As a first step, it would be very stimulating to identify the empirical and explanatory work of a genuinely innovative social scientist like James Scott, and do a careful, reflective, and serious investigation of the definition of research problem, the research methods which were used, the central theoretical or explanatory ideas which were introduced, and the overall trajectory and development of this thinker's thought.

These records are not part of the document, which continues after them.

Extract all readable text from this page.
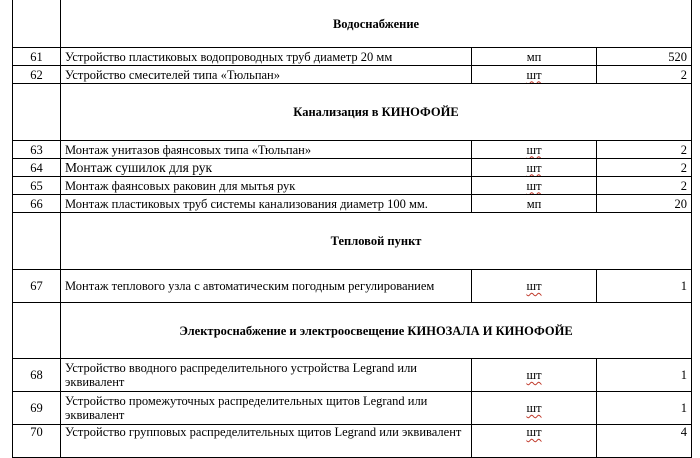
	Водоснабжение		
61	Устройство пластиковых водопроводных труб диаметр 20 мм	мп	520
62	Устройство смесителей типа «Тюльпан»	шт	2
	Канализация в КИНОФОЙЕ		
63	Монтаж унитазов фаянсовых типа «Тюльпан»	шт	2
64	Монтаж сушилок для рук	шт	2
65	Монтаж фаянсовых раковин для мытья рук	шт	2
66	Монтаж пластиковых труб системы канализования диаметр 100 мм.	мп	20
	Тепловой пункт		
67	Монтаж теплового узла с автоматическим погодным регулированием	шт	1
	Электроснабжение и электроосвещение КИНОЗАЛА И КИНОФОЙЕ		
68	Устройство вводного распределительного устройства Legrand или эквивалент	шт	1
69	Устройство промежуточных распределительных щитов Legrand или эквивалент	шт	1
70	Устройство групповых распределительных щитов Legrand или эквивалент	шт	4
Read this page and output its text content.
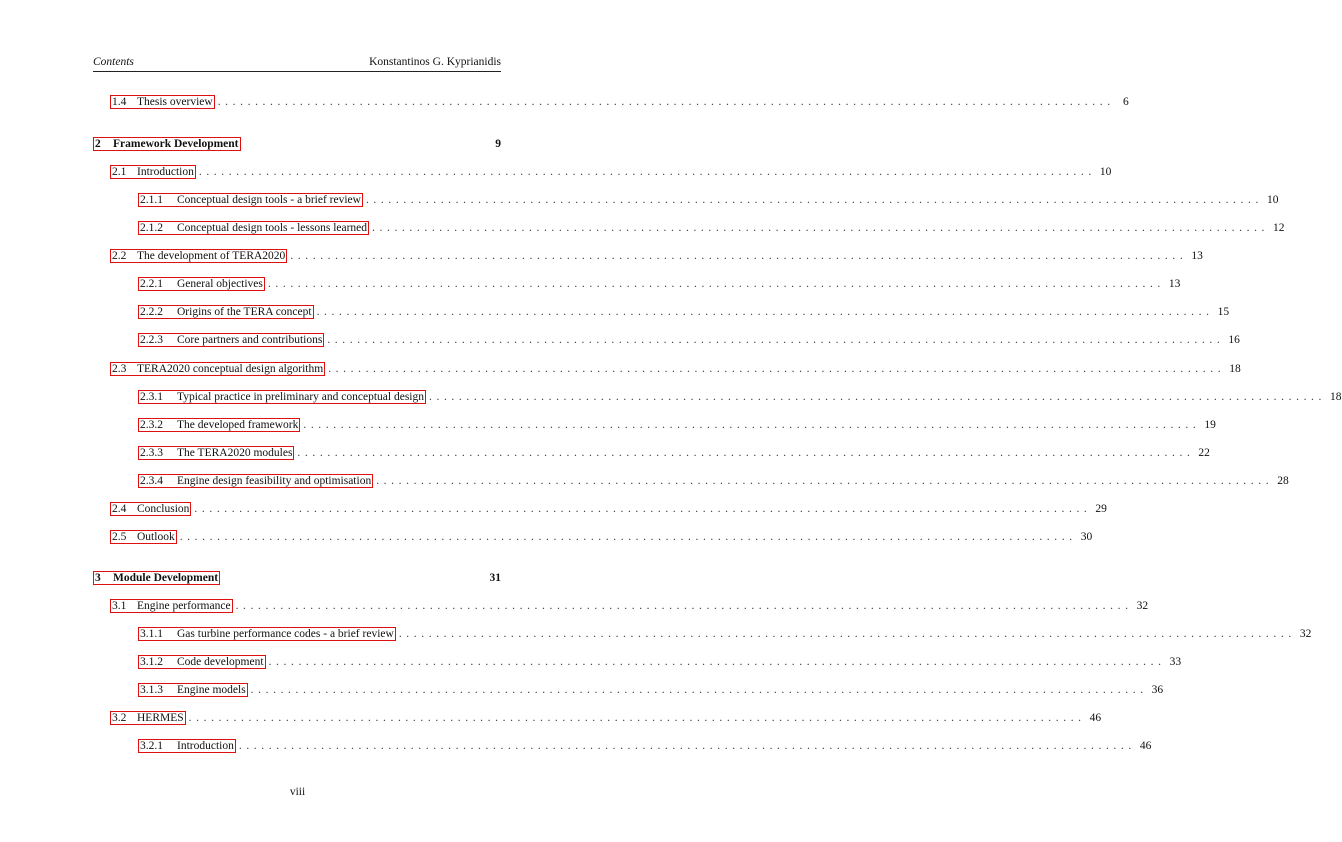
Contents	Konstantinos G. Kyprianidis
1.4 Thesis overview ........................................................................................................................ 6
2 Framework Development	9
2.1 Introduction ........................................................................................................................ 10
2.1.1 Conceptual design tools - a brief review ........................................................................................................................ 10
2.1.2 Conceptual design tools - lessons learned ........................................................................................................................ 12
2.2 The development of TERA2020 ........................................................................................................................ 13
2.2.1 General objectives ........................................................................................................................ 13
2.2.2 Origins of the TERA concept ........................................................................................................................ 15
2.2.3 Core partners and contributions ........................................................................................................................ 16
2.3 TERA2020 conceptual design algorithm ........................................................................................................................ 18
2.3.1 Typical practice in preliminary and conceptual design ........................................................................................................................ 18
2.3.2 The developed framework ........................................................................................................................ 19
2.3.3 The TERA2020 modules ........................................................................................................................ 22
2.3.4 Engine design feasibility and optimisation ........................................................................................................................ 28
2.4 Conclusion ........................................................................................................................ 29
2.5 Outlook ........................................................................................................................ 30
3 Module Development	31
3.1 Engine performance ........................................................................................................................ 32
3.1.1 Gas turbine performance codes - a brief review ........................................................................................................................ 32
3.1.2 Code development ........................................................................................................................ 33
3.1.3 Engine models ........................................................................................................................ 36
3.2 HERMES ........................................................................................................................ 46
3.2.1 Introduction ........................................................................................................................ 46
viii
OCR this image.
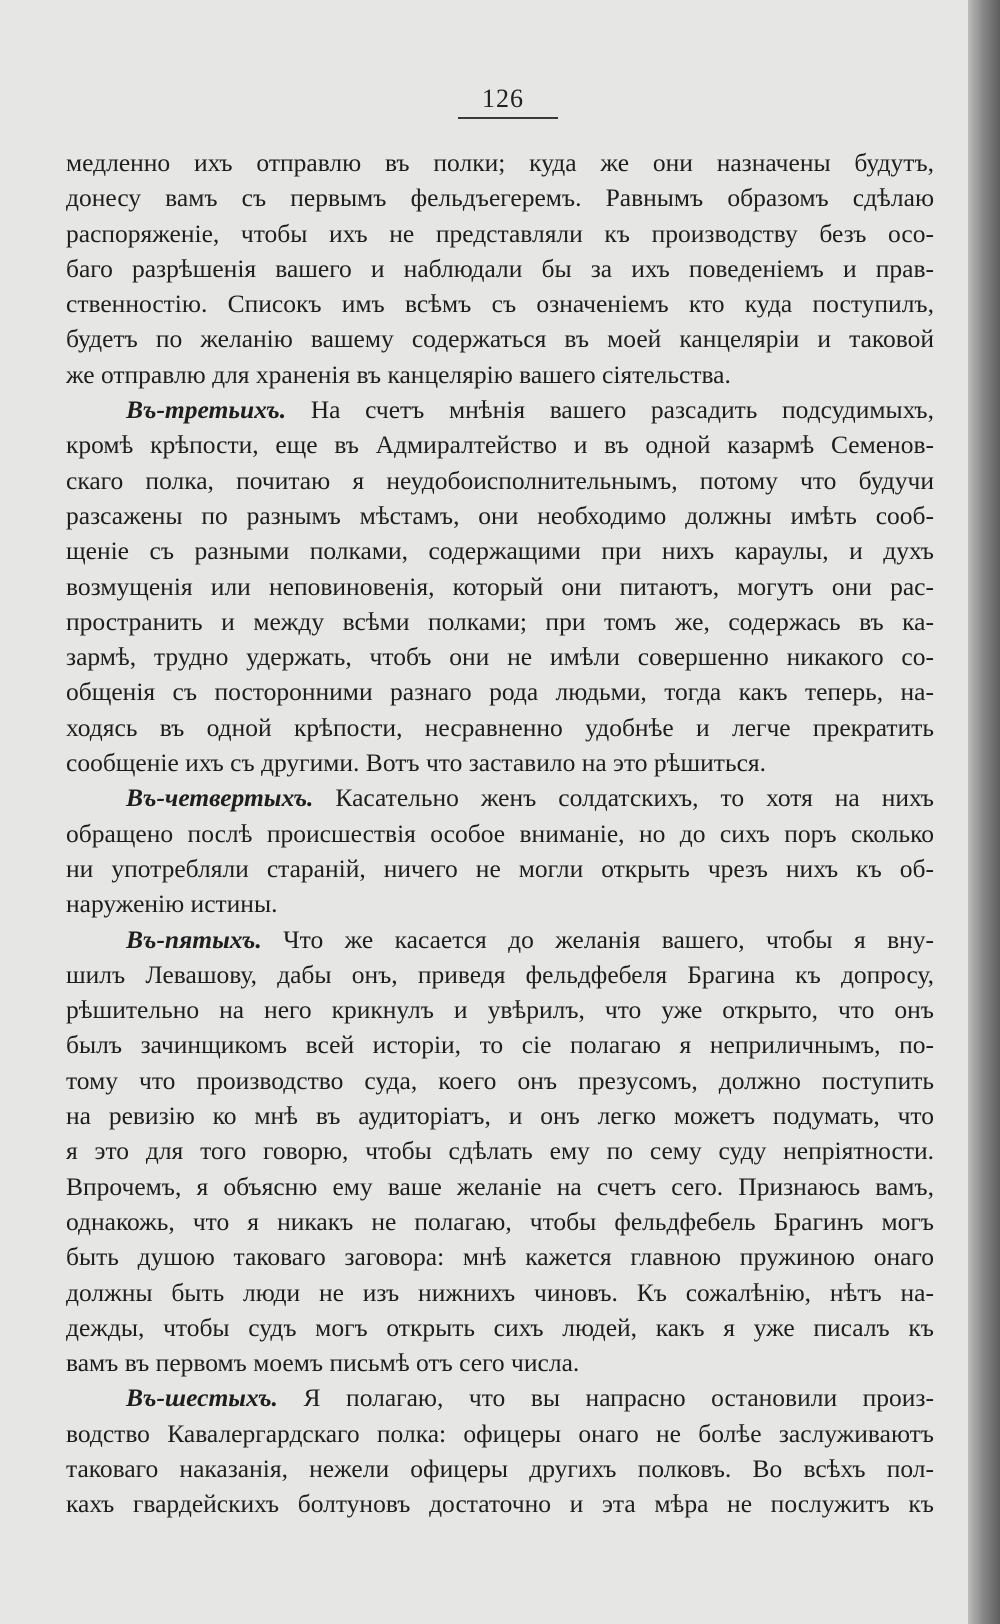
126
медленно ихъ отправлю въ полки; куда же они назначены будутъ,
донесу вамъ съ первымъ фельдъегеремъ. Равнымъ образомъ сдѣлаю
распоряженіе, чтобы ихъ не представляли къ производству безъ осо-
баго разрѣшенія вашего и наблюдали бы за ихъ поведеніемъ и прав-
ственностію. Списокъ имъ всѣмъ съ означеніемъ кто куда поступилъ,
будетъ по желанію вашему содержаться въ моей канцеляріи и таковой
же отправлю для храненія въ канцелярію вашего сіятельства.
Въ-третьихъ. На счетъ мнѣнія вашего разсадить подсудимыхъ,
кромѣ крѣпости, еще въ Адмиралтейство и въ одной казармѣ Семенов-
скаго полка, почитаю я неудобоисполнительнымъ, потому что будучи
разсажены по разнымъ мѣстамъ, они необходимо должны имѣть сооб-
щеніе съ разными полками, содержащими при нихъ караулы, и духъ
возмущенія или неповиновенія, который они питаютъ, могутъ они рас-
пространить и между всѣми полками; при томъ же, содержась въ ка-
зармѣ, трудно удержать, чтобъ они не имѣли совершенно никакого со-
общенія съ посторонними разнаго рода людьми, тогда какъ теперь, на-
ходясь въ одной крѣпости, несравненно удобнѣе и легче прекратить
сообщеніе ихъ съ другими. Вотъ что заставило на это рѣшиться.
Въ-четвертыхъ. Касательно женъ солдатскихъ, то хотя на нихъ
обращено послѣ происшествія особое вниманіе, но до сихъ поръ сколько
ни употребляли стараній, ничего не могли открыть чрезъ нихъ къ об-
наруженію истины.
Въ-пятыхъ. Что же касается до желанія вашего, чтобы я вну-
шилъ Левашову, дабы онъ, приведя фельдфебеля Брагина къ допросу,
рѣшительно на него крикнулъ и увѣрилъ, что уже открыто, что онъ
былъ зачинщикомъ всей исторіи, то сіе полагаю я неприличнымъ, по-
тому что производство суда, коего онъ презусомъ, должно поступить
на ревизію ко мнѣ въ аудиторіатъ, и онъ легко можетъ подумать, что
я это для того говорю, чтобы сдѣлать ему по сему суду непріятности.
Впрочемъ, я объясню ему ваше желаніе на счетъ сего. Признаюсь вамъ,
однакожь, что я никакъ не полагаю, чтобы фельдфебель Брагинъ могъ
быть душою таковаго заговора: мнѣ кажется главною пружиною онаго
должны быть люди не изъ нижнихъ чиновъ. Къ сожалѣнію, нѣтъ на-
дежды, чтобы судъ могъ открыть сихъ людей, какъ я уже писалъ къ
вамъ въ первомъ моемъ письмѣ отъ сего числа.
Въ-шестыхъ. Я полагаю, что вы напрасно остановили произ-
водство Кавалергардскаго полка: офицеры онаго не болѣе заслуживаютъ
таковаго наказанія, нежели офицеры другихъ полковъ. Во всѣхъ пол-
кахъ гвардейскихъ болтуновъ достаточно и эта мѣра не послужитъ къ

Scott's key ideas include moral economy, hidden transcripts, Zomia, weapons of the weak, seeing like a state, and the social reality of anarchism. And Scott attempts to explain social phenomena as diverse as peasant rebellion, resistance to agricultural modernization, the ways in which English novelists represent class conflict, the strategies of the state and its elusive opponents in southeast Asia, and many other topics of rural society. Many of Scott's narratives can be analyzed in terms of the discovery of novel social mechanisms, strategies of resistance and domination, and embodied large social forces like taxation and conscription. Scott's social worlds are populated by real social actors engaged in concrete social mechanisms and processes which can be known through research. Scott is a realist, but realist in his own terms: he discovers real social relations, social mechanisms and processes, and modes of social change at the local level and the national level and he puts substantial empirical detail on these things. His way of thinking about peasant society is relational--he pays close attention to the relationships that exist within a village, across lines of property and kinship, in cooperation towards collective action. He gives a role to the important powers of the state, but always with an understanding that the power of the state must be conveyed through a set of capillaries of agents in positions extending down to the village level. And in fact, his treatment in anarchy and seeing like a state is a summing up of many of the mechanisms of control and supervision which traditional states have used to control rural populations. (Scott's work has been discussed frequently in earlier posts.)
In fact, I could imagine a series of carefully chosen case studies of innovative, insightful social researchers who have changed the terms of debate and understanding in a particular field. Other examples might include researchers such as Robert Putnam, Robert Axelrod, Charles Tilly, Michael Mann, Clifford Geertz, Albert Soboul, Simon Schama, Bin Wong, Robert Darnton, and Benedict Anderson.
Studies like these would have the potential for significantly broadening the terms of discussion and debate within the field of CR and help it engage more deeply with social scientists in several disciplines. This kind of inquiry might help open up some of the blind spots as well. These kinds of discussions might give greater importance to processes leading to the social construction of the self, greater awareness of the heterogeneity of social processes, and a bit more openness to philosophical ideas outside the corpus. No philosophy can proceed solely on the basis of its own premises; interaction with the practices of innovative scientists can significantly broaden the approach in a positive way.